Creating Jobs in the Age of Disruption: Speech by Jennifer Westacott

Analysis of trends in enterprise bargaining is available here: The state of enterprise bargaining in Australia

  • Collapse the number of awards from 122 to one for each industry group.
  • Streamline awards to their core purpose of establishing a floor for wages and conditions. Clauses in awards should be limited to:
    • Agreement in writing to pattern of hours of work (part-time workers)
    • Allowances for travel costs/times and transport
    • Apprenticeship requirements
    • Employment categories, including definition of a shift worker
    • Industry specific redundancy schemes
    • National training wage, and allocation of traineeships to wage levels
    • Ordinary hours of work
    • Rostering issues, limited to maximum days of work, maximum hours per day; meal breaks, minimum break between times worked and minimum engagement
    • Wage classifications (up to a maximum of 5 categories per award).
  • Retain penalty rates but modernise them to reflect the 24/7 nature of some industries. Move penalty rates into the Minimum Wage Order.
  • Ensure agreements have focus on the unique circumstances of the enterprise and its workers by limiting their content to clauses relating to the employment relationship.

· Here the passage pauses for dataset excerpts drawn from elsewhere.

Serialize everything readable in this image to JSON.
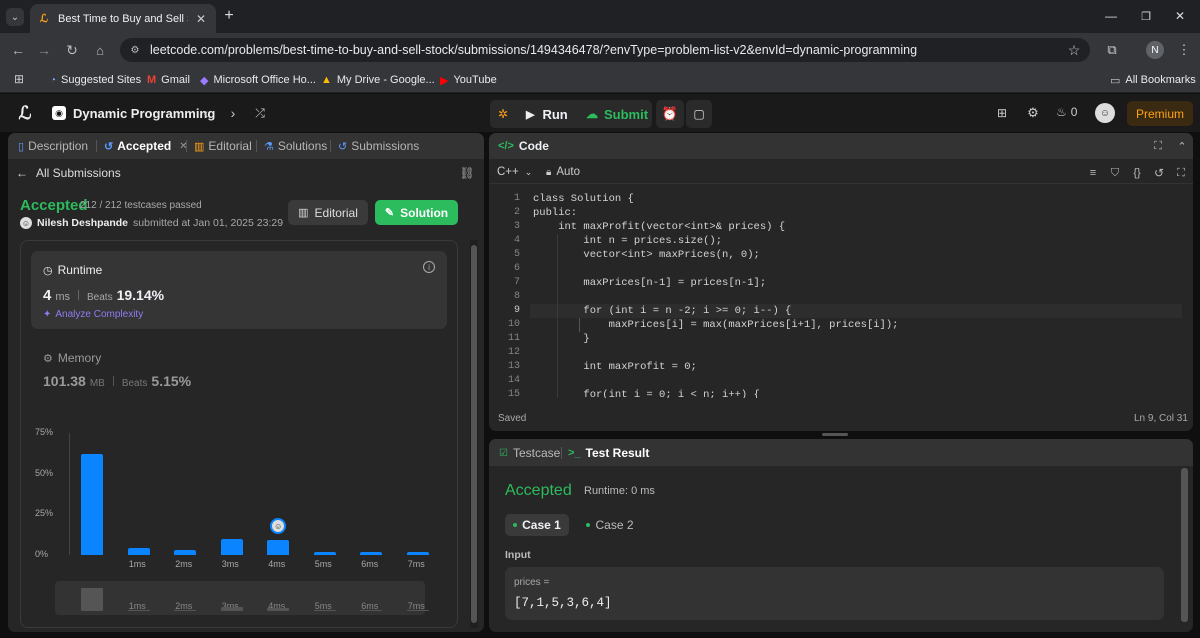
{
  "browser": {
    "tab_title": "Best Time to Buy and Sell Stock",
    "url": "leetcode.com/problems/best-time-to-buy-and-sell-stock/submissions/1494346478/?envType=problem-list-v2&envId=dynamic-programming",
    "profile_initial": "N",
    "bookmarks": [
      "Suggested Sites",
      "Gmail",
      "Microsoft Office Ho...",
      "My Drive - Google...",
      "YouTube"
    ],
    "all_bookmarks": "All Bookmarks"
  },
  "topbar": {
    "problem_list": "Dynamic Programming",
    "run": "Run",
    "submit": "Submit",
    "streak": "0",
    "premium": "Premium"
  },
  "left": {
    "tabs": [
      "Description",
      "Accepted",
      "Editorial",
      "Solutions",
      "Submissions"
    ],
    "back": "All Submissions",
    "status": "Accepted",
    "testcases": "212 / 212 testcases passed",
    "user": "Nilesh Deshpande",
    "submitted": "submitted at Jan 01, 2025 23:29",
    "editorial_btn": "Editorial",
    "solution_btn": "Solution",
    "runtime_title": "Runtime",
    "runtime_value": "4",
    "runtime_unit": "ms",
    "beats_label": "Beats",
    "runtime_beats": "19.14%",
    "analyze": "Analyze Complexity",
    "memory_title": "Memory",
    "memory_value": "101.38",
    "memory_unit": "MB",
    "memory_beats": "5.15%"
  },
  "chart_data": {
    "type": "bar",
    "yticks": [
      "75%",
      "50%",
      "25%",
      "0%"
    ],
    "ylim": [
      0,
      75
    ],
    "categories": [
      "",
      "1ms",
      "2ms",
      "3ms",
      "4ms",
      "5ms",
      "6ms",
      "7ms"
    ],
    "values": [
      62,
      4,
      3,
      10,
      9,
      2,
      2,
      2
    ],
    "highlight": "4ms",
    "color": "#0a84ff"
  },
  "code": {
    "title": "Code",
    "language": "C++",
    "mode": "Auto",
    "lines": [
      "class Solution {",
      "public:",
      "    int maxProfit(vector<int>& prices) {",
      "        int n = prices.size();",
      "        vector<int> maxPrices(n, 0);",
      "",
      "        maxPrices[n-1] = prices[n-1];",
      "",
      "        for (int i = n -2; i >= 0; i--) {",
      "            maxPrices[i] = max(maxPrices[i+1], prices[i]);",
      "        }",
      "",
      "        int maxProfit = 0;",
      "",
      "        for(int i = 0; i < n; i++) {"
    ],
    "saved": "Saved",
    "cursor": "Ln 9, Col 31"
  },
  "result": {
    "testcase_tab": "Testcase",
    "result_tab": "Test Result",
    "status": "Accepted",
    "runtime": "Runtime: 0 ms",
    "case1": "Case 1",
    "case2": "Case 2",
    "input_label": "Input",
    "var_name": "prices =",
    "var_value": "[7,1,5,3,6,4]"
  }
}
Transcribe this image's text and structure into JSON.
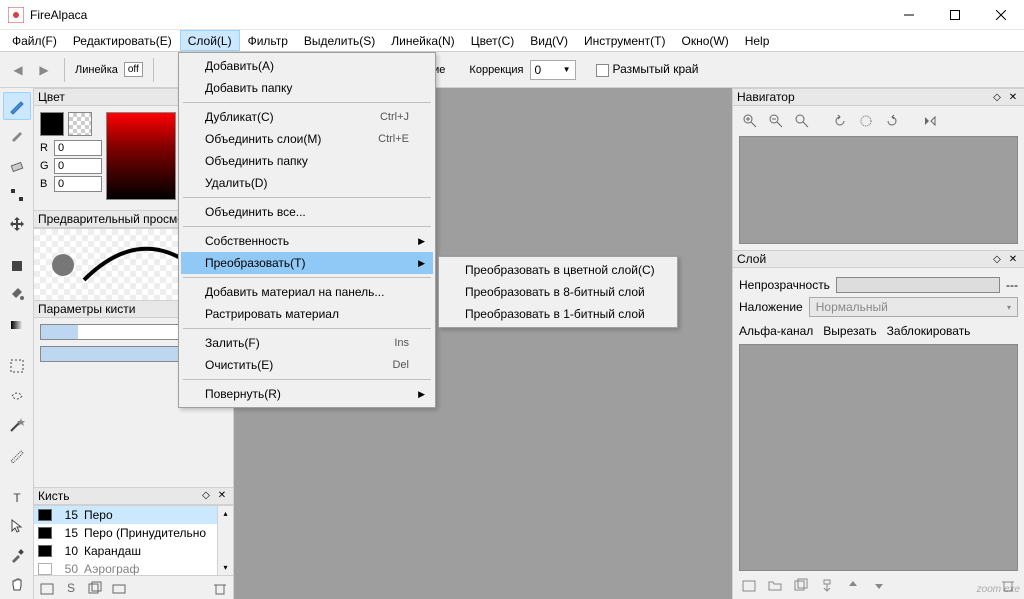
{
  "app": {
    "title": "FireAlpaca"
  },
  "menubar": {
    "items": [
      {
        "label": "Файл(F)"
      },
      {
        "label": "Редактировать(E)"
      },
      {
        "label": "Слой(L)",
        "active": true
      },
      {
        "label": "Фильтр"
      },
      {
        "label": "Выделить(S)"
      },
      {
        "label": "Линейка(N)"
      },
      {
        "label": "Цвет(C)"
      },
      {
        "label": "Вид(V)"
      },
      {
        "label": "Инструмент(T)"
      },
      {
        "label": "Окно(W)"
      },
      {
        "label": "Help"
      }
    ]
  },
  "toolbar": {
    "ruler_label": "Линейка",
    "off_label": "off",
    "antialias_label": "Сглаживание",
    "correction_label": "Коррекция",
    "correction_value": "0",
    "soft_edge_label": "Размытый край"
  },
  "panels": {
    "color": {
      "title": "Цвет",
      "r_label": "R",
      "r_value": "0",
      "g_label": "G",
      "g_value": "0",
      "b_label": "B",
      "b_value": "0"
    },
    "preview": {
      "title": "Предварительный просмотр"
    },
    "brush_params": {
      "title": "Параметры кисти"
    },
    "brush_list": {
      "title": "Кисть",
      "items": [
        {
          "size": "15",
          "name": "Перо",
          "selected": true
        },
        {
          "size": "15",
          "name": "Перо (Принудительно"
        },
        {
          "size": "10",
          "name": "Карандаш"
        },
        {
          "size": "50",
          "name": "Аэрограф"
        }
      ]
    },
    "navigator": {
      "title": "Навигатор"
    },
    "layer": {
      "title": "Слой",
      "opacity_label": "Непрозрачность",
      "opacity_suffix": "---",
      "blend_label": "Наложение",
      "blend_value": "Нормальный",
      "alpha_label": "Альфа-канал",
      "clip_label": "Вырезать",
      "lock_label": "Заблокировать"
    }
  },
  "layer_menu": {
    "items": [
      {
        "label": "Добавить(A)"
      },
      {
        "label": "Добавить папку"
      },
      {
        "sep": true
      },
      {
        "label": "Дубликат(C)",
        "shortcut": "Ctrl+J"
      },
      {
        "label": "Объединить слои(M)",
        "shortcut": "Ctrl+E"
      },
      {
        "label": "Объединить папку"
      },
      {
        "label": "Удалить(D)"
      },
      {
        "sep": true
      },
      {
        "label": "Объединить все..."
      },
      {
        "sep": true
      },
      {
        "label": "Собственность",
        "submenu": true
      },
      {
        "label": "Преобразовать(T)",
        "submenu": true,
        "highlighted": true
      },
      {
        "sep": true
      },
      {
        "label": "Добавить материал на панель..."
      },
      {
        "label": "Растрировать материал"
      },
      {
        "sep": true
      },
      {
        "label": "Залить(F)",
        "shortcut": "Ins"
      },
      {
        "label": "Очистить(E)",
        "shortcut": "Del"
      },
      {
        "sep": true
      },
      {
        "label": "Повернуть(R)",
        "submenu": true
      }
    ]
  },
  "convert_submenu": {
    "items": [
      {
        "label": "Преобразовать в цветной слой(C)"
      },
      {
        "label": "Преобразовать в 8-битный слой"
      },
      {
        "label": "Преобразовать в 1-битный слой"
      }
    ]
  },
  "watermark": "zoom exe"
}
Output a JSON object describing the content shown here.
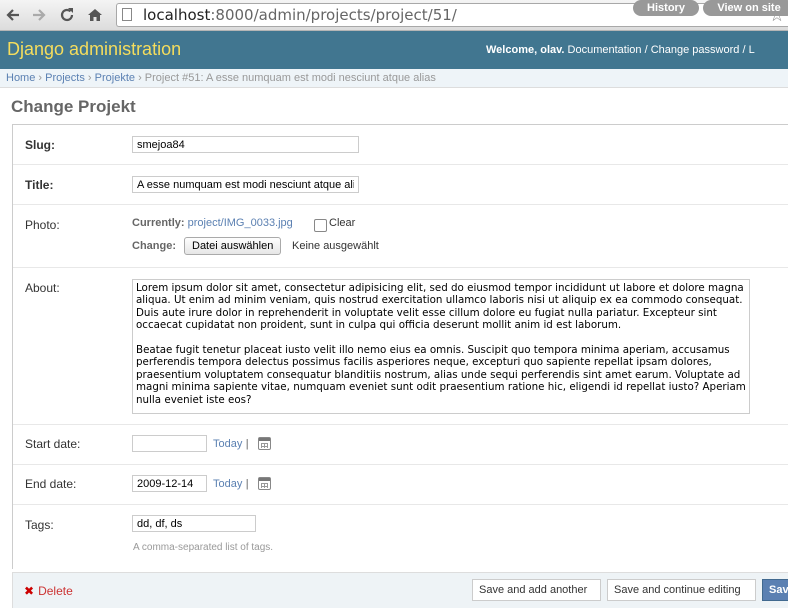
{
  "browser": {
    "url_host": "localhost",
    "url_rest": ":8000/admin/projects/project/51/"
  },
  "header": {
    "branding": "Django administration",
    "welcome": "Welcome, ",
    "username": "olav.",
    "documentation": "Documentation",
    "change_password": "Change password",
    "sep": " / ",
    "log_out": "L"
  },
  "breadcrumbs": {
    "home": "Home",
    "projects": "Projects",
    "projekte": "Projekte",
    "sep": " › ",
    "current": "Project #51: A esse numquam est modi nesciunt atque alias"
  },
  "page_title": "Change Projekt",
  "object_tools": {
    "history": "History",
    "view_on_site": "View on site"
  },
  "form": {
    "slug": {
      "label": "Slug:",
      "value": "smejoa84"
    },
    "title": {
      "label": "Title:",
      "value": "A esse numquam est modi nesciunt atque alias"
    },
    "photo": {
      "label": "Photo:",
      "currently_label": "Currently:",
      "currently_value": "project/IMG_0033.jpg",
      "clear_label": "Clear",
      "change_label": "Change:",
      "choose_button": "Datei auswählen",
      "no_file": "Keine ausgewählt"
    },
    "about": {
      "label": "About:",
      "value": "Lorem ipsum dolor sit amet, consectetur adipisicing elit, sed do eiusmod tempor incididunt ut labore et dolore magna aliqua. Ut enim ad minim veniam, quis nostrud exercitation ullamco laboris nisi ut aliquip ex ea commodo consequat. Duis aute irure dolor in reprehenderit in voluptate velit esse cillum dolore eu fugiat nulla pariatur. Excepteur sint occaecat cupidatat non proident, sunt in culpa qui officia deserunt mollit anim id est laborum.\n\nBeatae fugit tenetur placeat iusto velit illo nemo eius ea omnis. Suscipit quo tempora minima aperiam, accusamus perferendis tempora delectus possimus facilis asperiores neque, excepturi quo sapiente repellat ipsam dolores, praesentium voluptatem consequatur blanditiis nostrum, alias unde sequi perferendis sint amet earum. Voluptate ad magni minima sapiente vitae, numquam eveniet sunt odit praesentium ratione hic, eligendi id repellat iusto? Aperiam nulla eveniet iste eos?"
    },
    "start_date": {
      "label": "Start date:",
      "value": "",
      "today": "Today",
      "pipe": "|"
    },
    "end_date": {
      "label": "End date:",
      "value": "2009-12-14",
      "today": "Today",
      "pipe": "|"
    },
    "tags": {
      "label": "Tags:",
      "value": "dd, df, ds",
      "help": "A comma-separated list of tags."
    }
  },
  "submit": {
    "delete": "Delete",
    "save_add_another": "Save and add another",
    "save_continue": "Save and continue editing",
    "save": "Save"
  }
}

    • Clauses in agreements should be limited to:  
    • Allowances
    • Employment categories
    • Leave arrangements
    • Notifications
    • Ordinary hours
    • Remuneration
    • Rostering issues, limited to maximum days of work, maximum hours per day
    • And, meal breaks, minimum break between times worked and minimum daily engagement.
    • Require workers to specify in writing their bargaining representatives.
    • Introduce good faith bargaining for new project (greenfields) agreements.
    • Allow enterprises to request the Fair Work Commission to ratify a new project agreement after a proscribed period, where negotiations have broken down.
    • Rework the BOOT (Better Off Overall Test) to allow enterprise agreements to be approved if employees covered by the agreement “on the whole’’ are better off under the agreement compared to the award. This would reinstate the “no disadvantage test’’.
    • Require that majority support determinations be obtained before protected action ballot orders can be obtained, and it be done by secret ballot.
  • Enable the Fair Work Commission to suspend the capacity to take all protected industrial action for a period of up to 90 days in circumstances where a bargaining representative is found capriciously or unreasonably to have notified and withdrawn notice of protected industrial action. Retain right of entry provisions with the following amendments:
    • Only allowing right of entry when a representative has a member.
    • Permitting representatives to enter communal spaces, including lunch rooms, following agreement from the enterprise, or where an enterprise refuses to offer an alternate room.
  • Introduce individual agreements, using safety net provisions or an enterprise agreement as the basis for the agreement, and apply a no-disadvantage test.
  • High-income workers should be able to trade off their safety net rights in negotiating individual agreements, and not subject to a no-disadvantage test.
  • Implement the Productivity Commission’s 2015 recommendations to improve the governance, administration and accountability of the Fair Work Commission.
  • Retain the Australian Building and Construction Commission and the Registered Organisations Commission.